Ein besonderer Coup gelang Produzent James Cawley, der selber Captain Kirk spielt, beim Besuch am Set des «Star Trek»-Kinofilms. Er durfte nicht nur eine Statistenrolle übernehmen, sondern gewann zugleich Zachary Quintos Stunt-Double Brandon Stacy als neuen Spock-Darsteller. Denn produktionsbedingt muss man sich bei «Phase II» an ständige Darstellerwechsel in den meisten Rollen gewöhnen, die sich mal vor-, mal nachteilig auswirken.
Eine besondere Ehre erhielt die Serie im Jahr 2008, als die Episode "World Enough and Time" für den renommierten Hugo Award in der Kategorie "Best Dramatic Presentation: Short Form" nominiert wurde, in der in den Jahren zuvor unter anderem Episoden aus «Doctor Who», «Battlestar Galactica» und «Buffy» ausgezeichnet worden waren. Es blieb jedoch bei der Nominierung, denn «Phase II» unterlag der «Doctor Who»-Episode "Blink".
Trotz aller Ambitionen, Preise und Erfahrung vor und hinter der Kamera bleibt an «Phase II» natürlich mehr als nur das Stigma einer Fan-Produktion zurück.

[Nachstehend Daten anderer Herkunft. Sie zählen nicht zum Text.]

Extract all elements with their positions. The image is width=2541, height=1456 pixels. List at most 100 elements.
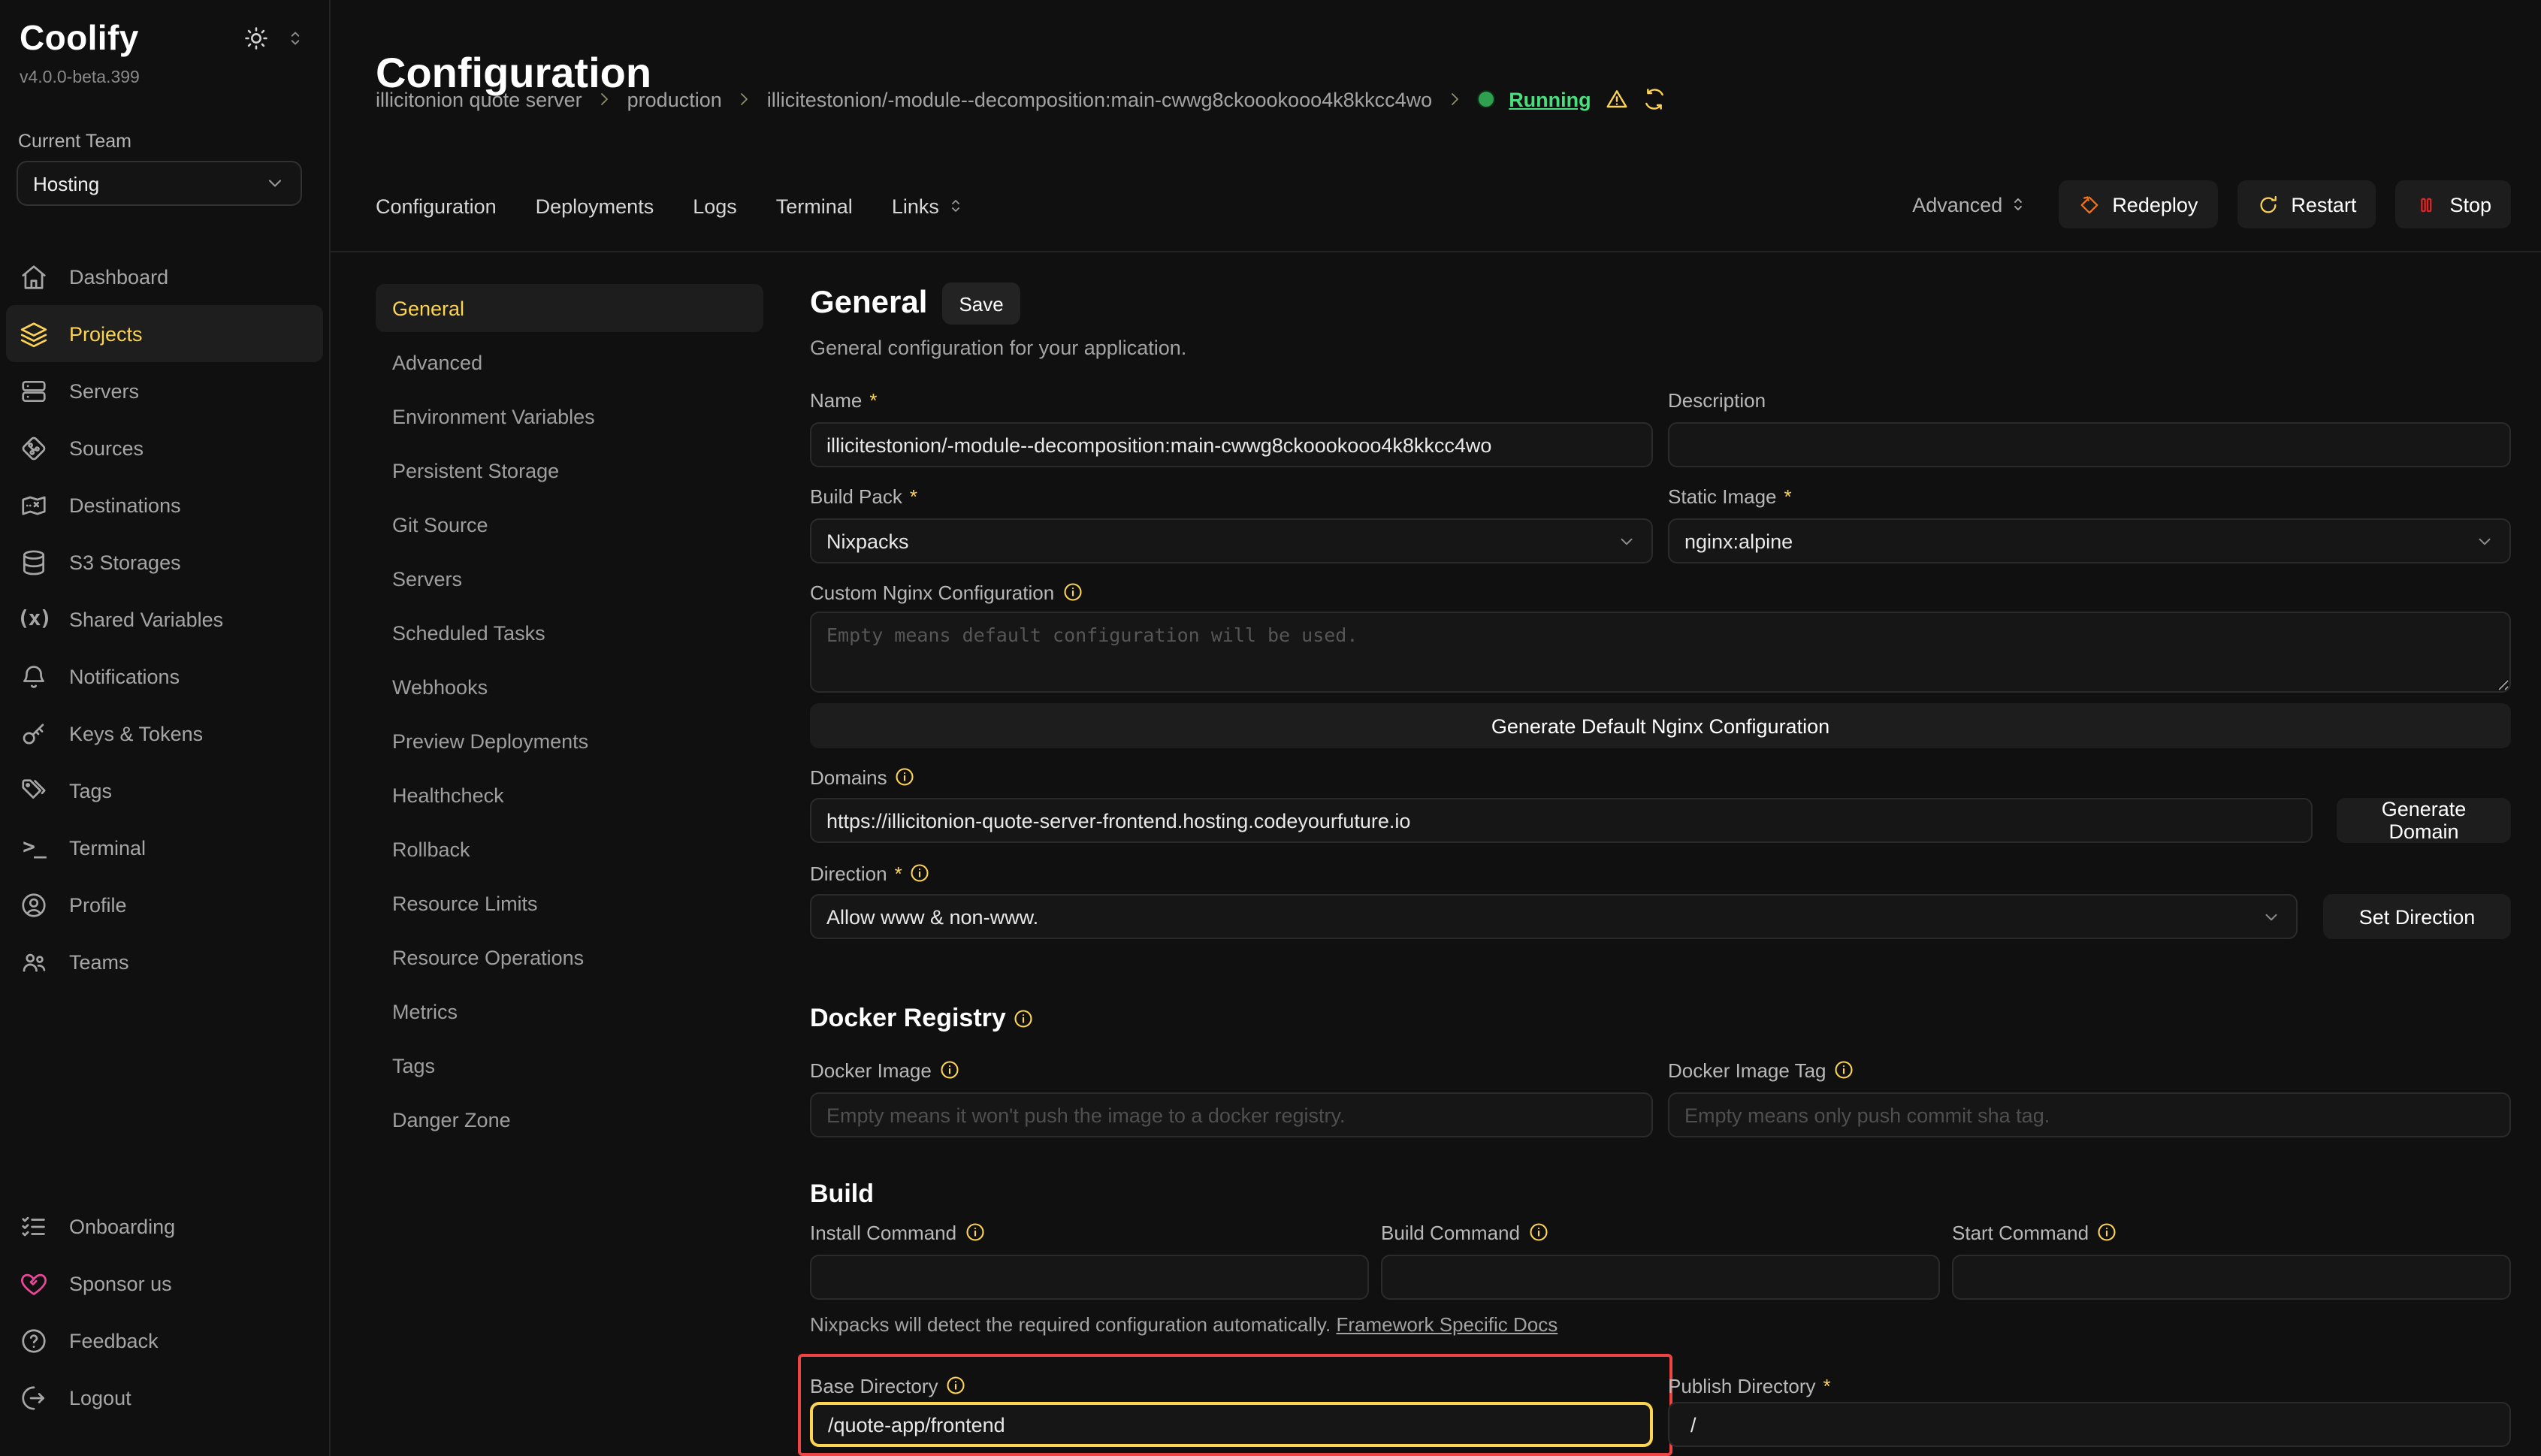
sidebar-item-sponsor[interactable]: Sponsor us bbox=[6, 1255, 323, 1312]
subnav-item-rollback[interactable]: Rollback bbox=[376, 825, 763, 873]
sidebar-nav: Dashboard Projects Servers Sources Desti… bbox=[6, 248, 323, 990]
sidebar-item-sources[interactable]: Sources bbox=[6, 419, 323, 476]
domains-input[interactable] bbox=[810, 798, 2313, 843]
chevron-right-icon bbox=[736, 90, 754, 108]
sidebar-item-logout[interactable]: Logout bbox=[6, 1369, 323, 1426]
current-team-label: Current Team bbox=[18, 131, 131, 152]
set-direction-button[interactable]: Set Direction bbox=[2323, 894, 2511, 939]
sidebar-item-tags[interactable]: Tags bbox=[6, 762, 323, 819]
sidebar-item-onboarding[interactable]: Onboarding bbox=[6, 1198, 323, 1255]
publish-directory-label: Publish Directory* bbox=[1668, 1373, 2511, 1397]
subnav-item-persistent-storage[interactable]: Persistent Storage bbox=[376, 446, 763, 494]
docker-image-tag-label: Docker Image Tag bbox=[1668, 1058, 2511, 1082]
map-icon bbox=[20, 491, 48, 519]
direction-select[interactable]: Allow www & non-www. bbox=[810, 894, 2298, 939]
name-input[interactable] bbox=[810, 422, 1653, 467]
subnav-item-preview-deployments[interactable]: Preview Deployments bbox=[376, 717, 763, 765]
subnav-item-advanced[interactable]: Advanced bbox=[376, 338, 763, 386]
subnav-item-servers[interactable]: Servers bbox=[376, 554, 763, 603]
start-command-input[interactable] bbox=[1952, 1255, 2511, 1300]
info-icon bbox=[964, 1222, 985, 1243]
sidebar-item-feedback[interactable]: Feedback bbox=[6, 1312, 323, 1369]
section-heading-general: General bbox=[810, 285, 927, 322]
breadcrumb-project[interactable]: illicitonion quote server bbox=[376, 88, 582, 110]
base-directory-label: Base Directory bbox=[810, 1373, 1653, 1397]
generate-nginx-button[interactable]: Generate Default Nginx Configuration bbox=[810, 703, 2511, 748]
sidebar-item-notifications[interactable]: Notifications bbox=[6, 648, 323, 705]
build-command-label: Build Command bbox=[1381, 1220, 1940, 1244]
tab-logs[interactable]: Logs bbox=[693, 195, 737, 217]
subnav-item-general[interactable]: General bbox=[376, 284, 763, 332]
theme-select-chevrons-icon[interactable] bbox=[286, 29, 305, 48]
sidebar-item-dashboard[interactable]: Dashboard bbox=[6, 248, 323, 305]
nixpacks-note: Nixpacks will detect the required config… bbox=[810, 1313, 1558, 1336]
app-window: Coolify v4.0.0-beta.399 Current Team Hos… bbox=[0, 0, 2541, 1456]
subnav-item-danger-zone[interactable]: Danger Zone bbox=[376, 1095, 763, 1143]
general-form: General Save General configuration for y… bbox=[810, 0, 2511, 1456]
section-subtitle: General configuration for your applicati… bbox=[810, 337, 1186, 359]
docker-image-tag-input[interactable] bbox=[1668, 1092, 2511, 1137]
framework-docs-link[interactable]: Framework Specific Docs bbox=[1336, 1313, 1558, 1336]
chevron-right-icon bbox=[596, 90, 614, 108]
docker-image-input[interactable] bbox=[810, 1092, 1653, 1137]
subnav-item-scheduled-tasks[interactable]: Scheduled Tasks bbox=[376, 609, 763, 657]
sidebar-item-destinations[interactable]: Destinations bbox=[6, 476, 323, 533]
info-icon bbox=[1834, 1059, 1855, 1080]
section-heading-docker-registry: Docker Registry bbox=[810, 1004, 1035, 1034]
subnav-item-healthcheck[interactable]: Healthcheck bbox=[376, 771, 763, 819]
info-icon bbox=[939, 1059, 960, 1080]
tab-deployments[interactable]: Deployments bbox=[536, 195, 654, 217]
layers-icon bbox=[20, 319, 48, 348]
info-icon bbox=[946, 1375, 967, 1396]
static-image-select[interactable]: nginx:alpine bbox=[1668, 518, 2511, 563]
direction-label: Direction* bbox=[810, 861, 931, 885]
terminal-icon: >_ bbox=[20, 835, 48, 859]
description-input[interactable] bbox=[1668, 422, 2511, 467]
database-icon bbox=[20, 548, 48, 576]
info-icon bbox=[2096, 1222, 2117, 1243]
sidebar-item-teams[interactable]: Teams bbox=[6, 933, 323, 990]
users-icon bbox=[20, 947, 48, 976]
subnav-item-git-source[interactable]: Git Source bbox=[376, 500, 763, 548]
build-pack-select[interactable]: Nixpacks bbox=[810, 518, 1653, 563]
user-circle-icon bbox=[20, 890, 48, 919]
chevron-down-icon bbox=[2262, 907, 2281, 926]
sidebar-item-terminal[interactable]: >_ Terminal bbox=[6, 819, 323, 876]
subnav-item-environment-variables[interactable]: Environment Variables bbox=[376, 392, 763, 440]
theme-toggle-sun-icon[interactable] bbox=[243, 26, 269, 51]
install-command-input[interactable] bbox=[810, 1255, 1369, 1300]
subnav-item-metrics[interactable]: Metrics bbox=[376, 987, 763, 1035]
build-pack-label: Build Pack* bbox=[810, 484, 1653, 508]
generate-domain-button[interactable]: Generate Domain bbox=[2337, 798, 2511, 843]
domains-label: Domains bbox=[810, 765, 916, 789]
save-button[interactable]: Save bbox=[942, 282, 1020, 325]
bell-icon bbox=[20, 662, 48, 690]
breadcrumb-environment[interactable]: production bbox=[627, 88, 722, 110]
subnav-item-resource-operations[interactable]: Resource Operations bbox=[376, 933, 763, 981]
subnav-item-webhooks[interactable]: Webhooks bbox=[376, 663, 763, 711]
team-select[interactable]: Hosting bbox=[17, 161, 302, 206]
publish-directory-input[interactable] bbox=[1668, 1402, 2511, 1447]
base-directory-input[interactable] bbox=[810, 1402, 1653, 1447]
home-icon bbox=[20, 262, 48, 291]
sidebar-item-keys-tokens[interactable]: Keys & Tokens bbox=[6, 705, 323, 762]
info-icon bbox=[1527, 1222, 1548, 1243]
description-label: Description bbox=[1668, 388, 2511, 412]
sidebar: Coolify v4.0.0-beta.399 Current Team Hos… bbox=[0, 0, 331, 1456]
chevron-down-icon bbox=[264, 173, 286, 194]
sidebar-item-projects[interactable]: Projects bbox=[6, 305, 323, 362]
subnav-item-tags[interactable]: Tags bbox=[376, 1041, 763, 1089]
app-logo: Coolify bbox=[20, 18, 139, 59]
tab-configuration[interactable]: Configuration bbox=[376, 195, 497, 217]
subnav-item-resource-limits[interactable]: Resource Limits bbox=[376, 879, 763, 927]
sidebar-item-s3-storages[interactable]: S3 Storages bbox=[6, 533, 323, 591]
custom-nginx-textarea[interactable] bbox=[810, 612, 2511, 693]
sidebar-item-shared-variables[interactable]: (x) Shared Variables bbox=[6, 591, 323, 648]
docker-image-label: Docker Image bbox=[810, 1058, 1653, 1082]
build-command-input[interactable] bbox=[1381, 1255, 1940, 1300]
git-source-icon bbox=[20, 433, 48, 462]
sidebar-item-profile[interactable]: Profile bbox=[6, 876, 323, 933]
sidebar-item-servers[interactable]: Servers bbox=[6, 362, 323, 419]
help-circle-icon bbox=[20, 1326, 48, 1355]
logout-icon bbox=[20, 1383, 48, 1412]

Mit einem aus eigener Tasche finanzierten Budget von rund 70.000 US-Dollar pro Episode liefert die Serie zwar in Relation zu den Kosten fantastische Ergebnisse, die Einschränkungen etwa in der Anzahl der Sets sind aber nicht übersehbar.
Der bislang größte Stolperstein für «Star Trek: Phase II» ist jedoch die eigene Ambition eine ernsthafte Fortsetzung des Originals zu sein und nicht bloß eine Fanserie. Denn sei es die behutsame Behandlung des Themas Homosexualität im Zweiteiler "Blood and Fire" oder schwelende Konflikte zwischen Kirk und Widersacherin Alersa in der neuesten Episode "Enemy: Starfleet": Hier fehlt trotz professioneller Autoren der Schliff am Drehbuch sowie die Klasse der Darsteller schwierige Szenen überzeugend zu meistern. Viele Längen in den letzten drei Episoden sind das Resultat.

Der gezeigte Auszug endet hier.